15 Jul Rules of Engagement in class
Keeping children engaged throughout your lesson is the key to successful teaching and effective learning.
Even on the best of days, we understand that trying to keep 25 children engaged in your lesson can feel like a near impossible task.
That’s why we want to share with you our top tips on how to get and keep your student’s attention.
Bursts of information-
Depending on what age group you are teaching, you will need to adapt the amount of information you pass onto your students at one point. Did you know that primary school students have on average an 11-minute attention span before they begin to disengage? To keep them as interested and on-task as possible, give short bursts of information and give them time to think about and digest what you have told them, rather than overwhelming students to the point where they feel lost and give up. You could do this by intermittently including activities or group tasks to help kids solidify ideas in their mind.
Let them talk-
Not over you, or to each other while you are teaching, but allowing children to speak in class can do wonders for keeping their attention. Engaging in class conversations and allowing students to have their own voice, spark debates and ask questions is a great teaching technique. Students don’t want to learn in an environment where they feel powerless or inferior, so allowing them to have their voice and communicate their thoughts, will only do good things for your class engagement.
Mix it up-
Did you know that there are 7 different learning styles that most children adopt?

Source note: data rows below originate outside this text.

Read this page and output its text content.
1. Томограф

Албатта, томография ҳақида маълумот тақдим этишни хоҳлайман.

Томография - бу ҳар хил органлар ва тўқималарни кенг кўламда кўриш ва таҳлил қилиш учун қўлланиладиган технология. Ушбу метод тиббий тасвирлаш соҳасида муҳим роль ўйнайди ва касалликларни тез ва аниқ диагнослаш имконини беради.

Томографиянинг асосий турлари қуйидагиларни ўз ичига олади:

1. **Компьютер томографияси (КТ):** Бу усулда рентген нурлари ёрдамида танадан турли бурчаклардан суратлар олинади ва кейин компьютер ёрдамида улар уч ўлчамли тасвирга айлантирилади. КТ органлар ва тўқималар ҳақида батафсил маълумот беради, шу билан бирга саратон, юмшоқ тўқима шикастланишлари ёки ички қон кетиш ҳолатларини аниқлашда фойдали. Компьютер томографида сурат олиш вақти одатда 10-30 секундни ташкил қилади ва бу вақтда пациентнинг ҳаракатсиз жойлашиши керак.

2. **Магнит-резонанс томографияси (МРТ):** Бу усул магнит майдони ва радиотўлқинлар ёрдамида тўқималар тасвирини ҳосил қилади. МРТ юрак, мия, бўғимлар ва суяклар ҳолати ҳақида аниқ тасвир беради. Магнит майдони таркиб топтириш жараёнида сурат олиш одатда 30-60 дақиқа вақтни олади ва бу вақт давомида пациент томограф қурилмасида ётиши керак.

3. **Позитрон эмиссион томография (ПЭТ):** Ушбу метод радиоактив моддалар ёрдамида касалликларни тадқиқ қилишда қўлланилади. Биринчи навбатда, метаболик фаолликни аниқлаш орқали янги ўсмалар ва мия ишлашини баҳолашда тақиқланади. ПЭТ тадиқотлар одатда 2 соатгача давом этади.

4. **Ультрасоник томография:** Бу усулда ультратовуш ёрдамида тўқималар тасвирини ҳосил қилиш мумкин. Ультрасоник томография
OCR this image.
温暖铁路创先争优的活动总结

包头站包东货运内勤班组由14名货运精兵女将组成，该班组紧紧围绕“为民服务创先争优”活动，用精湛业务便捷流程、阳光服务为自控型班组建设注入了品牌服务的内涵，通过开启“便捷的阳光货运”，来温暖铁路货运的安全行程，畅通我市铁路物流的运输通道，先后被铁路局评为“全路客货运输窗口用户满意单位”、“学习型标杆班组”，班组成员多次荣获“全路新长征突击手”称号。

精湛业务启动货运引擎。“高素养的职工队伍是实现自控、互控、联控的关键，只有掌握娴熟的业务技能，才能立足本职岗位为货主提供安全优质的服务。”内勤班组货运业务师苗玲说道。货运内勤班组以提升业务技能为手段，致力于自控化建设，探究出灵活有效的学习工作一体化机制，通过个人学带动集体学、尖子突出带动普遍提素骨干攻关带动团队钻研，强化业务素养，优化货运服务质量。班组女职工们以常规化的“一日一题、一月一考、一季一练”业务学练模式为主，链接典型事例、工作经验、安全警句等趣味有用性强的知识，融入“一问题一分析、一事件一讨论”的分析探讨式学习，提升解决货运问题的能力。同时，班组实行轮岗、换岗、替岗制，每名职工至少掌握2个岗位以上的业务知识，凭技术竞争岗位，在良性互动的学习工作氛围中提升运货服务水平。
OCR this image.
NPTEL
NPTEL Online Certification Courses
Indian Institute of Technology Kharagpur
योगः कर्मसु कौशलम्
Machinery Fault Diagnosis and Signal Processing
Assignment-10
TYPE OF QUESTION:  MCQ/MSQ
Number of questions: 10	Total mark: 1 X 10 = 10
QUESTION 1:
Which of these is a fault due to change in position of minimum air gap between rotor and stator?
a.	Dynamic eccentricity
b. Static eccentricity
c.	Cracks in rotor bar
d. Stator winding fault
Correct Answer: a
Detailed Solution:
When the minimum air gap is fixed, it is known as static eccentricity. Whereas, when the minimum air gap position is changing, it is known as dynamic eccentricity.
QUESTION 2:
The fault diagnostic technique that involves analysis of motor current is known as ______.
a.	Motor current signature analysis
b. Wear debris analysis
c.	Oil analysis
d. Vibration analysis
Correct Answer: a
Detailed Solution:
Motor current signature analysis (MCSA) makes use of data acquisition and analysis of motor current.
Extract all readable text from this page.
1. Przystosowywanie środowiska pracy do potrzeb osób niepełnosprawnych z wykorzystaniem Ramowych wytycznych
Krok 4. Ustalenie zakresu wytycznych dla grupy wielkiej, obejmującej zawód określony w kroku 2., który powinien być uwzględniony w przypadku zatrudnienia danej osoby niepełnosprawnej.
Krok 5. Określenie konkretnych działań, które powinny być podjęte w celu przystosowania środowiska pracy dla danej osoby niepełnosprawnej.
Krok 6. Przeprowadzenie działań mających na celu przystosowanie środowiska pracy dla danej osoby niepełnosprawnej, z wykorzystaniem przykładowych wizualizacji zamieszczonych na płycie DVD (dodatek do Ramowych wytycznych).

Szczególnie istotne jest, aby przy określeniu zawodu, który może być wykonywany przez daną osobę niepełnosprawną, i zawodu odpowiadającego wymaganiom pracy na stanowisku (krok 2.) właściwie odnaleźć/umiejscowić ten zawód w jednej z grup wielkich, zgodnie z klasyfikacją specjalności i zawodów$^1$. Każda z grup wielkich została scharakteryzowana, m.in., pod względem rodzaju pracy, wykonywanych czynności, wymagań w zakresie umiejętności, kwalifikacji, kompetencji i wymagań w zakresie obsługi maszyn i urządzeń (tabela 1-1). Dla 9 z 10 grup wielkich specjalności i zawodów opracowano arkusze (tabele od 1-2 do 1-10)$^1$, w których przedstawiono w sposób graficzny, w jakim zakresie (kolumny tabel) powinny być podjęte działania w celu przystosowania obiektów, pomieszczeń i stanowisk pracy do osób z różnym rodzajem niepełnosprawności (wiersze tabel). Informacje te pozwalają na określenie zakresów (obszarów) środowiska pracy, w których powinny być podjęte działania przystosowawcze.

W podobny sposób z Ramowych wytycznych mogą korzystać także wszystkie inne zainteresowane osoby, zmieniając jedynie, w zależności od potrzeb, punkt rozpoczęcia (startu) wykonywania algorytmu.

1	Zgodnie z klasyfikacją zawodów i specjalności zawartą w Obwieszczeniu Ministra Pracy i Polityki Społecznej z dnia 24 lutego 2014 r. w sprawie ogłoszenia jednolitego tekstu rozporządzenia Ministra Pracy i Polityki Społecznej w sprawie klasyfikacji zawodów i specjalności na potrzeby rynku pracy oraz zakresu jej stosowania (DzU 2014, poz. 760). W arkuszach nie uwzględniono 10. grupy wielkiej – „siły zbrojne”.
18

- Visual: You prefer using pictures, images, and spatial understanding.
- Aural: You prefer using sound and music.
- Verbal: You prefer using words, both in speech and writing
- Physical: You prefer using your body, hands and sense of touch
- Logical: You prefer using logic, reasoning and systems
- Social: You prefer to learn in groups or with other people
- Solitary: You prefer to work alone and use self-study.
All students learn in different ways, so where you can, try to mix up your lesson plans and incorporate multiple learning styles in your classroom. This may not always be possible, for example, it may be difficult to use aural learning in a maths class but teaching in a way that is truly effective for your students, will keep then engaged for longer.
Keeping your students engaged throughout your lesson is a notoriously tricky task, however with these few tips, you may find it just that little bit easier.